Ante-Nicene Fathers/Volume V/Cyprian/The Epistles of Cyprian/Part 81
To Successus on the Tidings Brought from Rome, Telling of the Persecution.
Argument.—Cyprian Tells the Bishop Successus, that in a Severe Persecution that Had Been Decreed by the Emperor Valerian Xistus the Bishop Had Suffered at Rome on the Eighth of the Ides of August; And He Begs Him to Intimate the Same to the Rest of His Colleagues, that Each One Might Animate His Own Flock to Martyrdom.
1. Cyprian to his brother Successus, greeting. The reason why I could not write to you immediately, dearest brother, was that all the clergy, being placed in the very heat of the contest, were unable in any way to depart hence, all of them being prepared in accordance with the devotion of their mind for divine and heavenly glory. But know that those have come whom I had sent to the City for this purpose, that they might find out and bring back to us the truth, in whatever manner it had been decreed respecting us. For many various and uncertain things are current in men’s opinions. But the truth concerning them is as follows, that Valerian had sent a rescript to the Senate, to the effect that bishops and presbyters and deacons should immediately be punished; but that senators, and men of importance, and Roman knights, should lose their dignity, and moreover be deprived of their property; and if, when their means were taken away, they should persist in being Christians, then they should also lose their heads; but that matrons should be deprived of their property, and sent into banishment. Moreover, people of Cæsar’s household, whoever of them had either confessed before, or should now confess, should have their property confiscated, and should be sent in chains by assignment to Cæsar’s estates. The Emperor Valerian also added to this address a copy of the letters which he sent to the presidents of the provinces concerning us; which letters we are daily hoping will come, waiting according to the strength of our faith for the endurance of suffering, and expecting from the help and mercy of the Lord the crown of eternal life. But know that Xistus was martyred in the cemetery on the eighth day of the Ides of August, and with him four deacons.

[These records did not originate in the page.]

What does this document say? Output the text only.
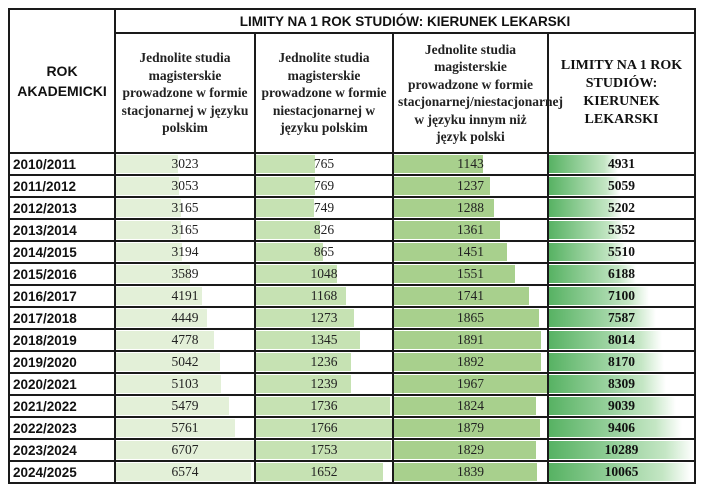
ROK AKADEMICKI	LIMITY NA 1 ROK STUDIÓW: KIERUNEK LEKARSKI			
	Jednolite studia magisterskie prowadzone w formie stacjonarnej w języku polskim	Jednolite studia magisterskie prowadzone w formie niestacjonarnej w języku polskim	Jednolite studia magisterskie prowadzone w formie stacjonarnej/niestacjonarnej w języku innym niż język polski	LIMITY NA 1 ROK STUDIÓW: KIERUNEK LEKARSKI
2010/2011	3023	765	1143	4931

2011/2012	3053	769	1237	5059

2012/2013	3165	749	1288	5202

2013/2014	3165	826	1361	5352

2014/2015	3194	865	1451	5510

2015/2016	3589	1048	1551	6188

2016/2017	4191	1168	1741	7100

2017/2018	4449	1273	1865	7587

2018/2019	4778	1345	1891	8014

2019/2020	5042	1236	1892	8170

2020/2021	5103	1239	1967	8309

2021/2022	5479	1736	1824	9039

2022/2023	5761	1766	1879	9406

2023/2024	6707	1753	1829	10289

2024/2025	6574	1652	1839	10065
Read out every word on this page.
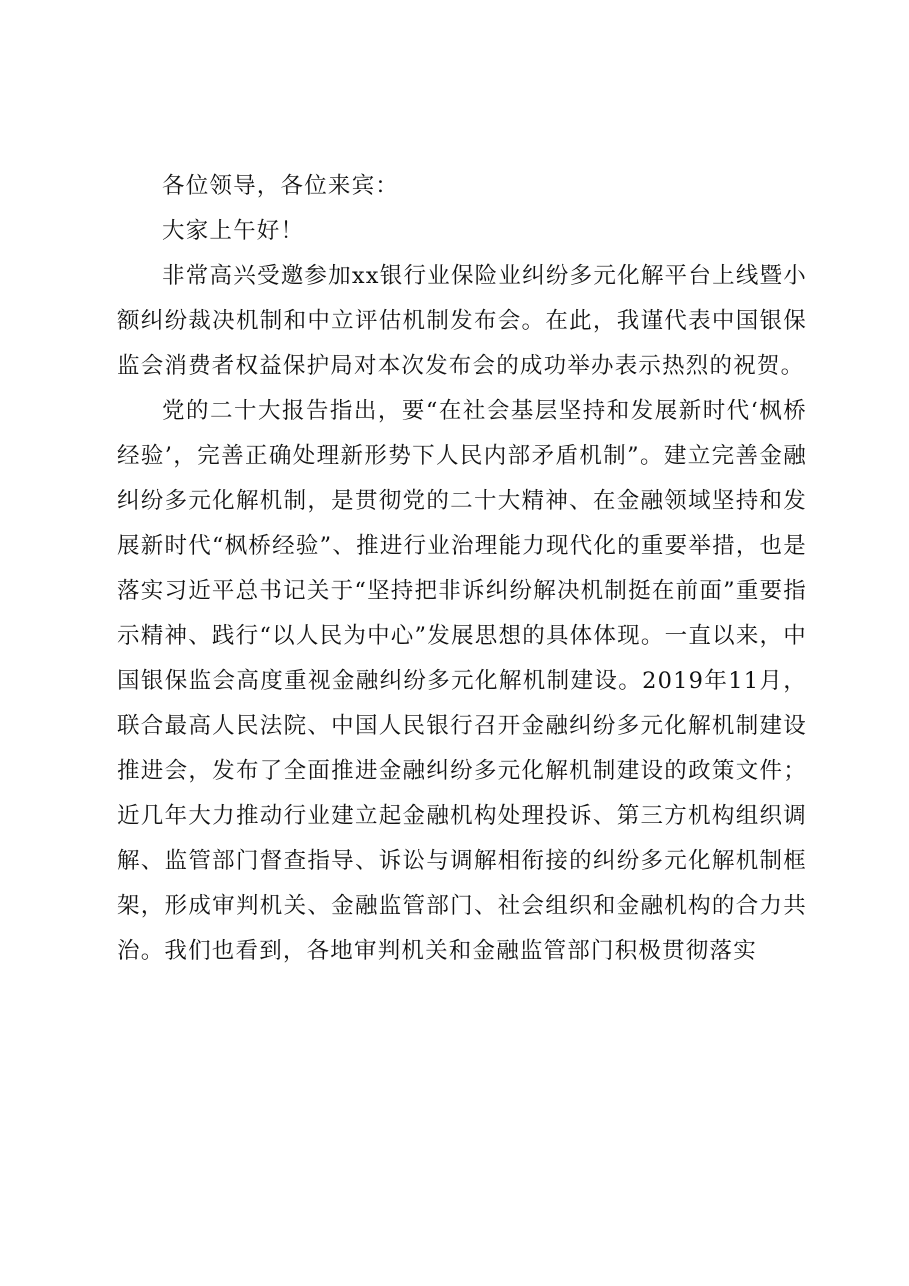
各位领导，各位来宾：

大家上午好！

非常高兴受邀参加xx银行业保险业纠纷多元化解平台上线暨小额纠纷裁决机制和中立评估机制发布会。在此，我谨代表中国银保监会消费者权益保护局对本次发布会的成功举办表示热烈的祝贺。

党的二十大报告指出，要“在社会基层坚持和发展新时代‘枫桥经验’，完善正确处理新形势下人民内部矛盾机制”。建立完善金融纠纷多元化解机制，是贯彻党的二十大精神、在金融领域坚持和发展新时代“枫桥经验”、推进行业治理能力现代化的重要举措，也是落实习近平总书记关于“坚持把非诉纠纷解决机制挺在前面”重要指示精神、践行“以人民为中心”发展思想的具体体现。一直以来，中国银保监会高度重视金融纠纷多元化解机制建设。2019年11月，联合最高人民法院、中国人民银行召开金融纠纷多元化解机制建设推进会，发布了全面推进金融纠纷多元化解机制建设的政策文件；近几年大力推动行业建立起金融机构处理投诉、第三方机构组织调解、监管部门督查指导、诉讼与调解相衔接的纠纷多元化解机制框架，形成审判机关、金融监管部门、社会组织和金融机构的合力共治。我们也看到，各地审判机关和金融监管部门积极贯彻落实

Moreover, the prefects in the City are daily urging on this persecution; so that, if any are presented to them, they are martyred, and their property claimed by the treasury.
2. I beg that these things may be made known by your means to the rest of our colleagues, that everywhere, by their exhortation, the brotherhood may be strengthened and prepared for the spiritual conflict, that every one of us may think less of death than of immortality; and, dedicated to the Lord, with full faith and entire courage, may rejoice rather than fear in this confession, wherein they know that the soldiers of God and Christ are not slain, but crowned. I bid you, dearest brother, ever heartily farewell in the Lord.
- Oxford ed.: Ep. lxxx. As Cyprian suffered shortly after, in the month of September, there is no doubt but that this letter was written near the close of his life. a.d. 258.
- Doubtless with Gallienus.
- [Of Rome.]
- [Elucidation XX.]
- Or, “and with him Quartus.”
- [The modern name, Istamboul (εἰς τὴν πόλιν), grows out of like usage in the East. And, as Constantinople was “New Rome,” this illustrates Irenæus and his convenire, vol. i. p. 460.]
- [The baptismal question went by default, and was practically given up by the African Church, amid greater issues. It has never been dogmatically settled by the Church Catholic: and Roman usage is evasive (in spite of its own anathemas); for it baptizes again, sub conditionel. See useful note, Oxford ed. p. 244.]